Department of Epidemiology and Biostatistics, Key Laboratory of Molecular Cancer Epidemiology of Tianjin, Key Laboratory of Cancer Prevention and Therapy, Tianjin's Clinical Research Center for Cancer, Tianjin Medical University Cancer Institute and Hospital, National Clinical Research Center for Cancer, Tianjin Medical University, Tianjin, 300060, China.
Brief Bioinform. 2024 Jul 25;25(5). doi: 10.1093/bib/bbae430.
Instruction-tuned large language models (LLMs) demonstrate exceptional ability to align with human intentions. We present an LLM-based model-instruction-tuned LLM for assessment of cancer (iLLMAC)-that can detect cancer using cell-free deoxyribonucleic acid (cfDNA) end-motif profiles. Developed on plasma cfDNA sequencing data from 1135 cancer patients and 1106 controls across three datasets, iLLMAC achieved area under the receiver operating curve (AUROC) of 0.866 [95% confidence interval (CI), 0.773-0.959] for cancer diagnosis and 0.924 (95% CI, 0.841-1.0) for hepatocellular carcinoma (HCC) detection using 16 end-motifs.
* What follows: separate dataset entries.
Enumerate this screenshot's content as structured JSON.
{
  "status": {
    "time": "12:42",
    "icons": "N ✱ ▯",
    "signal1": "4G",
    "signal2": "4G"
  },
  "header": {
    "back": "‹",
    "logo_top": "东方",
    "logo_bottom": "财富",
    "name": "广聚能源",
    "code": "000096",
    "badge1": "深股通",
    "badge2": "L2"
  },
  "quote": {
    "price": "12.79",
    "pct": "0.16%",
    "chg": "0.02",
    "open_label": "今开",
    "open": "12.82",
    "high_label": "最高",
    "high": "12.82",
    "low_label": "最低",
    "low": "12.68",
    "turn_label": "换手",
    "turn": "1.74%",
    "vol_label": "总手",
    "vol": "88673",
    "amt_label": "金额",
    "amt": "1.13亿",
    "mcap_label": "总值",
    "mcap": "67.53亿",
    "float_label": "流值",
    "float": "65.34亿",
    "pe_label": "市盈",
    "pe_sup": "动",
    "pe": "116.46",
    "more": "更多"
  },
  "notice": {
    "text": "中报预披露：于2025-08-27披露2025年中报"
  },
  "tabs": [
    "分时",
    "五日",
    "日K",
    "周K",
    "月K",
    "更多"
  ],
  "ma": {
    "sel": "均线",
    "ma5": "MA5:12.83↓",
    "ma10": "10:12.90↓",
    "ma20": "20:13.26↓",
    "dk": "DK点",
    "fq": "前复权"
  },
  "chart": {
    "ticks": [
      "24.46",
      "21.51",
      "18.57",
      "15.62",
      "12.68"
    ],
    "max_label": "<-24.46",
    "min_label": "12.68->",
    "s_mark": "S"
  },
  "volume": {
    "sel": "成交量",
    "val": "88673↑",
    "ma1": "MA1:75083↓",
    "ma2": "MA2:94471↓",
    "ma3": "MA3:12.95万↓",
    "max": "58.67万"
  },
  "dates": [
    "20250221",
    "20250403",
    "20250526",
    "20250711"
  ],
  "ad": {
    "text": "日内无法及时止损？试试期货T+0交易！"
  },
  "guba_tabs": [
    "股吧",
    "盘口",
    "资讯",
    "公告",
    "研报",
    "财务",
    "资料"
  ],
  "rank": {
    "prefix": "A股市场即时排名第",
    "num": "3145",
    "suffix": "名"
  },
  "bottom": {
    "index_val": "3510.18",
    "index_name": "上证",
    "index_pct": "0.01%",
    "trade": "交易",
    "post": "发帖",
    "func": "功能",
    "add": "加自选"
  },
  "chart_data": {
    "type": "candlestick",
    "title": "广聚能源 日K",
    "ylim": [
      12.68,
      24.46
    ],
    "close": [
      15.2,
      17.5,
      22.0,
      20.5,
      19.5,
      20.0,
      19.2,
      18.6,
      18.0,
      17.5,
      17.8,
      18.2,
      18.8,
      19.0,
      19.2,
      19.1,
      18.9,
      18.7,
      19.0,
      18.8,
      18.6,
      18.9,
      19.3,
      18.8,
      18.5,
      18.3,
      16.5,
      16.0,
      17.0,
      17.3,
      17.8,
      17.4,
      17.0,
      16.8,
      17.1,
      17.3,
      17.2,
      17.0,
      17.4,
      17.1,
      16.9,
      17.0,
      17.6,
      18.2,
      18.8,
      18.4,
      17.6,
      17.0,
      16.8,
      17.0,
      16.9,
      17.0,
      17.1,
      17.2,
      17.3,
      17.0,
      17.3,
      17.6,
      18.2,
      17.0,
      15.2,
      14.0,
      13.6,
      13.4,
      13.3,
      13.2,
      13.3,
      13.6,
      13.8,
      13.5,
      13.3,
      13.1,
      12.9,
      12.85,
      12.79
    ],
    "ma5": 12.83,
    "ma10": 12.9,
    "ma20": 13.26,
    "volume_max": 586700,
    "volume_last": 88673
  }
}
Performance increased with more motifs, reaching 0.886 (95% CI, 0.794-0.977) and 0.956 (95% CI, 0.89-1.0) for cancer diagnosis and HCC detection, respectively, with 64 end-motifs. On an external-testing set, iLLMAC achieved AUROC of 0.912 (95% CI, 0.849-0.976) for cancer diagnosis and 0.938 (95% CI, 0.885-0.992) for HCC detection with 64 end-motifs, significantly outperforming benchmarked methods. Furthermore, iLLMAC achieved high classification performance on datasets with bisulfite and 5-hydroxymethylcytosine sequencing. Our study highlights the effectiveness of LLM-based instruction-tuning for cfDNA-based cancer detection.
指令调优的大型语言模型(LLM)表现出与人类意图高度一致的能力。我们提出了一种基于 LLM 的模型-指令调优的 LLM,用于评估癌症(iLLMAC)-它可以使用无细胞脱氧核糖核酸(cfDNA)末端基序谱来检测癌症。该模型在三个数据集的 1135 名癌症患者和 1106 名对照的血浆 cfDNA 测序数据上进行了开发,iLLMAC 在癌症诊断方面的曲线下面积(AUROC)为 0.866[95%置信区间(CI),0.773-0.959],使用 16 个末端基序检测肝癌(HCC)的 AUROC 为 0.924[95%CI,0.841-1.0]。随着基序数量的增加,性能有所提高,使用 64 个末端基序时,癌症诊断和 HCC 检测的 AUROC 分别达到 0.886[95%CI,0.794-0.977]和 0.956[95%CI,0.89-1.0]。在外部测试集上,iLLMAC 在癌症诊断方面的 AUROC 为 0.912[95%CI,0.849-0.976],在 HCC 检测方面的 AUROC 为 0.938[95%CI,0.885-0.992],使用 64 个末端基序,显著优于基准方法。此外,iLLMAC 在使用亚硫酸氢盐和 5-羟甲基胞嘧啶测序的数据集上实现了高分类性能。我们的研究强调了基于 LLM 的指令调优在基于 cfDNA 的癌症检测中的有效性。